Let $x=f(t)$ and $y=g(t)$, where $f$ and $g$ are differentiable on an interval $[a,b]$. Then the slope of the line tangent to the curve at the point corresponding to $p\in [a,b]$ is $$\frac{dy}{dx}=\frac{dy/dt}{dx/dt}$$ at $p$, provided $f'(p)\neq 0$.
I was wondering if we also need $f'$ and $g'$ are continuous at $p$.
We shouldn't need any additional requirements, and that should be clear if we go through the reasoning behind this formula.

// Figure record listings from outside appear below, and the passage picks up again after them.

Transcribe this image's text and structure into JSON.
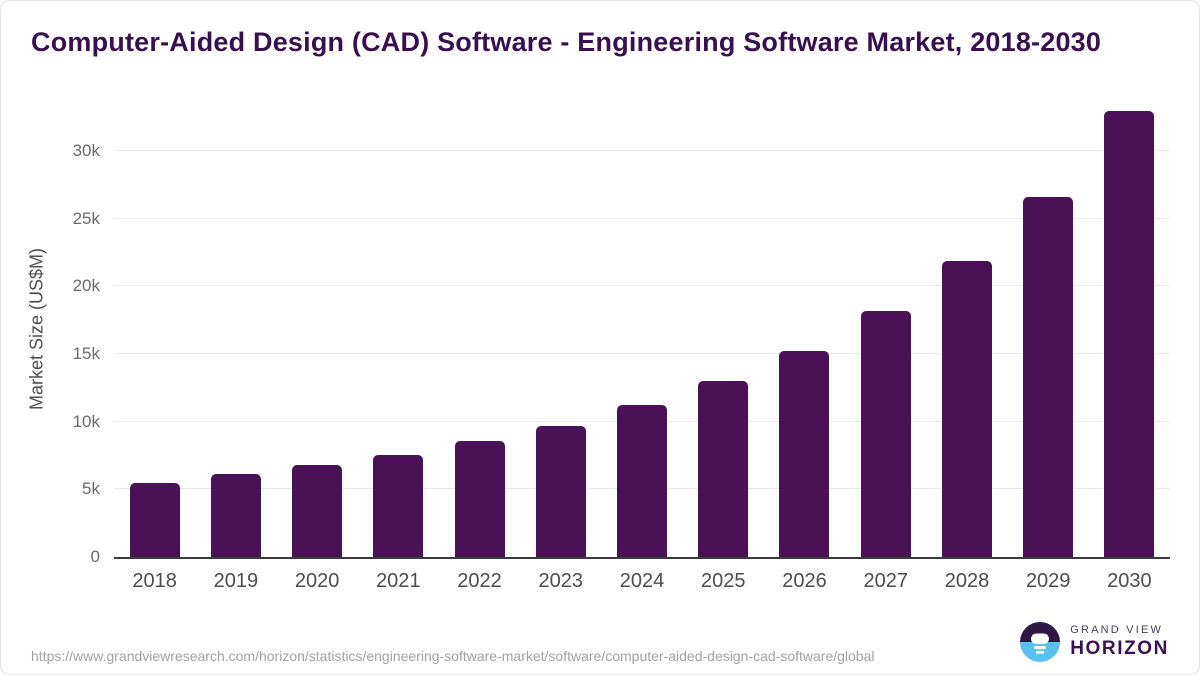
{
  "title": "Computer-Aided Design (CAD) Software - Engineering Software Market, 2018-2030",
  "chart_data": {
    "type": "bar",
    "title": "Computer-Aided Design (CAD) Software - Engineering Software Market, 2018-2030",
    "xlabel": "",
    "ylabel": "Market Size (US$M)",
    "categories": [
      "2018",
      "2019",
      "2020",
      "2021",
      "2022",
      "2023",
      "2024",
      "2025",
      "2026",
      "2027",
      "2028",
      "2029",
      "2030"
    ],
    "values": [
      5450,
      6150,
      6800,
      7550,
      8550,
      9700,
      11200,
      13000,
      15200,
      18150,
      21850,
      26600,
      33000
    ],
    "unit": "US$M",
    "ylim": [
      0,
      34000
    ],
    "yticks": [
      {
        "label": "0",
        "value": 0
      },
      {
        "label": "5k",
        "value": 5000
      },
      {
        "label": "10k",
        "value": 10000
      },
      {
        "label": "15k",
        "value": 15000
      },
      {
        "label": "20k",
        "value": 20000
      },
      {
        "label": "25k",
        "value": 25000
      },
      {
        "label": "30k",
        "value": 30000
      }
    ],
    "grid": "horizontal",
    "legend_position": "none",
    "bar_color": "#4a1157"
  },
  "colors": {
    "title": "#38104f",
    "bar": "#4a1157",
    "gridline": "#eaeaea",
    "axis_line": "#3a3a3e",
    "tick_label": "#6b6b6b",
    "x_label": "#4d4d4d",
    "source_text": "#a2a2a2",
    "logo_dark": "#2e1745",
    "logo_blue": "#5ac1ee"
  },
  "footer": {
    "source_url": "https://www.grandviewresearch.com/horizon/statistics/engineering-software-market/software/computer-aided-design-cad-software/global",
    "logo": {
      "brand_top": "GRAND VIEW",
      "brand_bottom": "HORIZON"
    }
  }
}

Suppose we have our curve parametrized by $\vec{r}(t) = f(t) \hat{e}_x + g(t)\hat{e}_y,$ where $f(t)$ and $g(t)$ are differentiable at $t_0.$
By the definition of a derivative,
$$\vec{r}'(t_0) = \lim_{t \to t_0} \frac{\vec{r}(t) - \vec{r}(t_0)}{t - t_0} = \lim_{t \to t_0} \frac{[f(t) \hat{e}_x + g(t)\hat{e}_y] - [f(t_0) \hat{e}_x + g(t_0)\hat{e}_y]}{t - t_0}$$
Now using the linearity of limits, we have
$$\vec{r}'(t_0) = \hat{e}_x \lim_{t \to t_0} \frac{f(t) - f(t_0)}{t - t_0} + \hat{e}_y \lim{t \to t_0} \frac{g(t) - g(t_0)}{t - t_0} = f'(t_0)\hat{e}_x + g'(t_0)\hat{e}_y$$
This vector points along the tangent to our graph, so if defined, the slope of the tangent line at $(f(t_0), g(t_0))$ must be $\frac{g'(t_0)}{f'(t_0)}.$ We are able to show this without the derivatives being continuous.